Jean Alexandre Joseph Falguière (French pronunciation:[ʒɑ̃alɛksɑ̃dʁʒozɛffalɡjɛʁ]; also given as Jean-Joseph-Alexandre Falguière, or in short Alexandre Falguière) (7 September 1831 – 20 April 1900) was a French sculptor and painter.[1]
Falguière's first bronze statue of importance was Le Vainqueur au Combat de Coqs (Victor of the Cockfight) (1864), and Tarcisius the Christian Boy-Martyr followed in 1867; both were exhibited in the Luxembourg Museum[1] and are now in the Musée d'Orsay.[2] His more important monuments are those to Admiral Courbet (1890) at Abbeville and the famous Joan of Arc. Other works include Eve (1880), Diana (1882 and 1891), Woman and Peacock (a. k. a. Juno and The Peacock), and The Poet, astride his Pegasus spreading wings for flight. He sculpted The Dancer, based on Cléo de Mérode which today is also in the Musée d'Orsay.
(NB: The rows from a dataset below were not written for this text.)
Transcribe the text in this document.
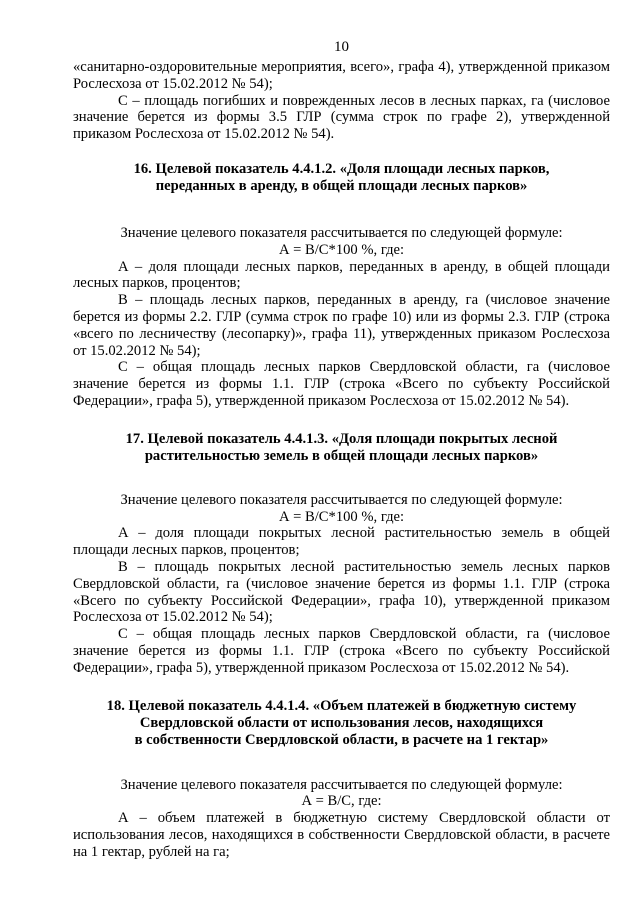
10

«санитарно-оздоровительные мероприятия, всего», графа 4), утвержденной приказом Рослесхоза от 15.02.2012 № 54);

С – площадь погибших и поврежденных лесов в лесных парках, га (числовое значение берется из формы 3.5 ГЛР (сумма строк по графе 2), утвержденной приказом Рослесхоза от 15.02.2012 № 54).

16. Целевой показатель 4.4.1.2. «Доля площади лесных парков,
переданных в аренду, в общей площади лесных парков»

Значение целевого показателя рассчитывается по следующей формуле:

А = В/С*100 %, где:

А – доля площади лесных парков, переданных в аренду, в общей площади лесных парков, процентов;

В – площадь лесных парков, переданных в аренду, га (числовое значение берется из формы 2.2. ГЛР (сумма строк по графе 10) или из формы 2.3. ГЛР (строка «всего по лесничеству (лесопарку)», графа 11), утвержденных приказом Рослесхоза от 15.02.2012 № 54);

С – общая площадь лесных парков Свердловской области, га (числовое значение берется из формы 1.1. ГЛР (строка «Всего по субъекту Российской Федерации», графа 5), утвержденной приказом Рослесхоза от 15.02.2012 № 54).

17. Целевой показатель 4.4.1.3. «Доля площади покрытых лесной
растительностью земель в общей площади лесных парков»

Значение целевого показателя рассчитывается по следующей формуле:

А = В/С*100 %, где:

А – доля площади покрытых лесной растительностью земель в общей площади лесных парков, процентов;

В – площадь покрытых лесной растительностью земель лесных парков Свердловской области, га (числовое значение берется из формы 1.1. ГЛР (строка «Всего по субъекту Российской Федерации», графа 10), утвержденной приказом Рослесхоза от 15.02.2012 № 54);

С – общая площадь лесных парков Свердловской области, га (числовое значение берется из формы 1.1. ГЛР (строка «Всего по субъекту Российской Федерации», графа 5), утвержденной приказом Рослесхоза от 15.02.2012 № 54).

18. Целевой показатель 4.4.1.4. «Объем платежей в бюджетную систему
Свердловской области от использования лесов, находящихся
в собственности Свердловской области, в расчете на 1 гектар»

Значение целевого показателя рассчитывается по следующей формуле:

А = В/С, где:

А – объем платежей в бюджетную систему Свердловской области от использования лесов, находящихся в собственности Свердловской области, в расчете на 1 гектар, рублей на га;
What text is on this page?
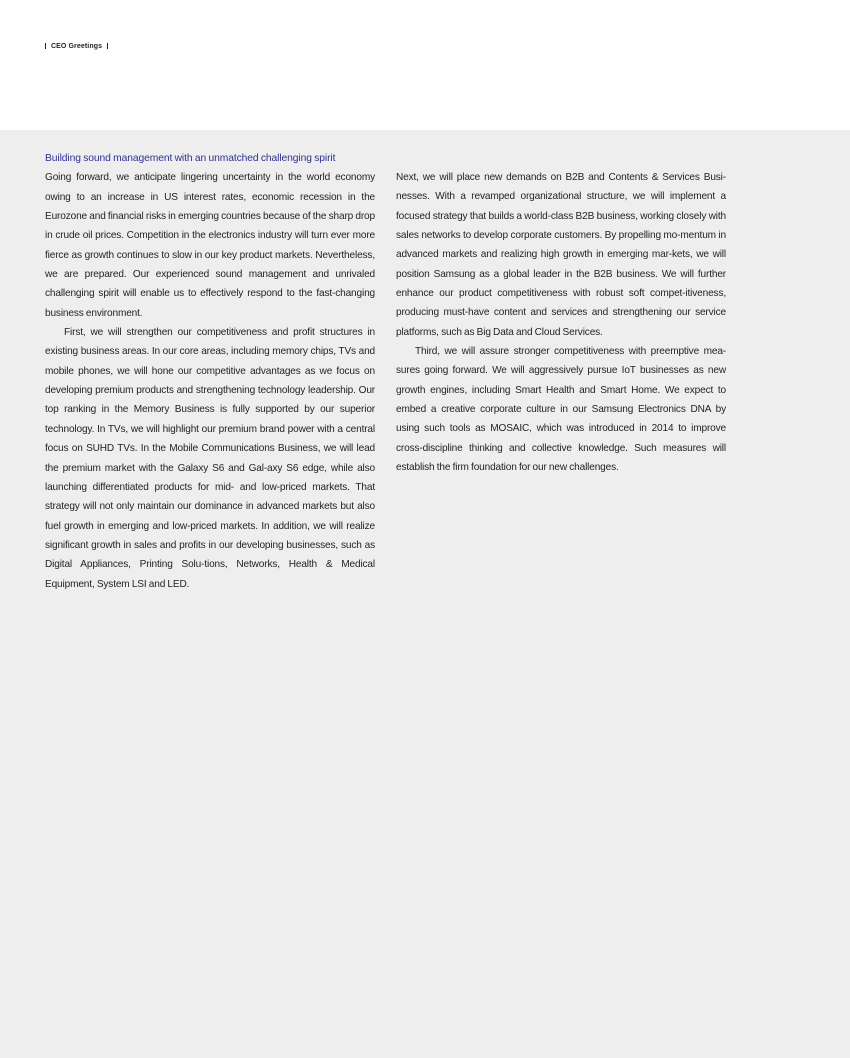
CEO Greetings
Building sound management with an unmatched challenging spirit

Going forward, we anticipate lingering uncertainty in the world economy owing to an increase in US interest rates, economic recession in the Eurozone and financial risks in emerging countries because of the sharp drop in crude oil prices. Competition in the electronics industry will turn ever more fierce as growth continues to slow in our key product markets. Nevertheless, we are prepared. Our experienced sound management and unrivaled challenging spirit will enable us to effectively respond to the fast-changing business environment.

First, we will strengthen our competitiveness and profit structures in existing business areas. In our core areas, including memory chips, TVs and mobile phones, we will hone our competitive advantages as we focus on developing premium products and strengthening technology leadership. Our top ranking in the Memory Business is fully supported by our superior technology. In TVs, we will highlight our premium brand power with a central focus on SUHD TVs. In the Mobile Communications Business, we will lead the premium market with the Galaxy S6 and Gal-axy S6 edge, while also launching differentiated products for mid- and low-priced markets. That strategy will not only maintain our dominance in advanced markets but also fuel growth in emerging and low-priced markets. In addition, we will realize significant growth in sales and profits in our developing businesses, such as Digital Appliances, Printing Solu-tions, Networks, Health & Medical Equipment, System LSI and LED.

Next, we will place new demands on B2B and Contents & Services Busi-nesses. With a revamped organizational structure, we will implement a focused strategy that builds a world-class B2B business, working closely with sales networks to develop corporate customers. By propelling mo-mentum in advanced markets and realizing high growth in emerging mar-kets, we will position Samsung as a global leader in the B2B business. We will further enhance our product competitiveness with robust soft compet-itiveness, producing must-have content and services and strengthening our service platforms, such as Big Data and Cloud Services.

Third, we will assure stronger competitiveness with preemptive mea-sures going forward. We will aggressively pursue IoT businesses as new growth engines, including Smart Health and Smart Home. We expect to embed a creative corporate culture in our Samsung Electronics DNA by using such tools as MOSAIC, which was introduced in 2014 to improve cross-discipline thinking and collective knowledge. Such measures will establish the firm foundation for our new challenges.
In 1870 he helped create the snow sculpture, La statue de la Résistance.[3]
Falguière was a painter as well as a sculptor. His Wrestlers (1875) and Fan and Dagger (1882; a defiant Spanish woman) were in the Luxembourg, and other pictures of importance are The Beheading of St John the Baptist (1877), The Sphinx (1883), Acis and Galatea (1885), Old Woman and Child (1886) and In the Bull Slaughter-House.[1]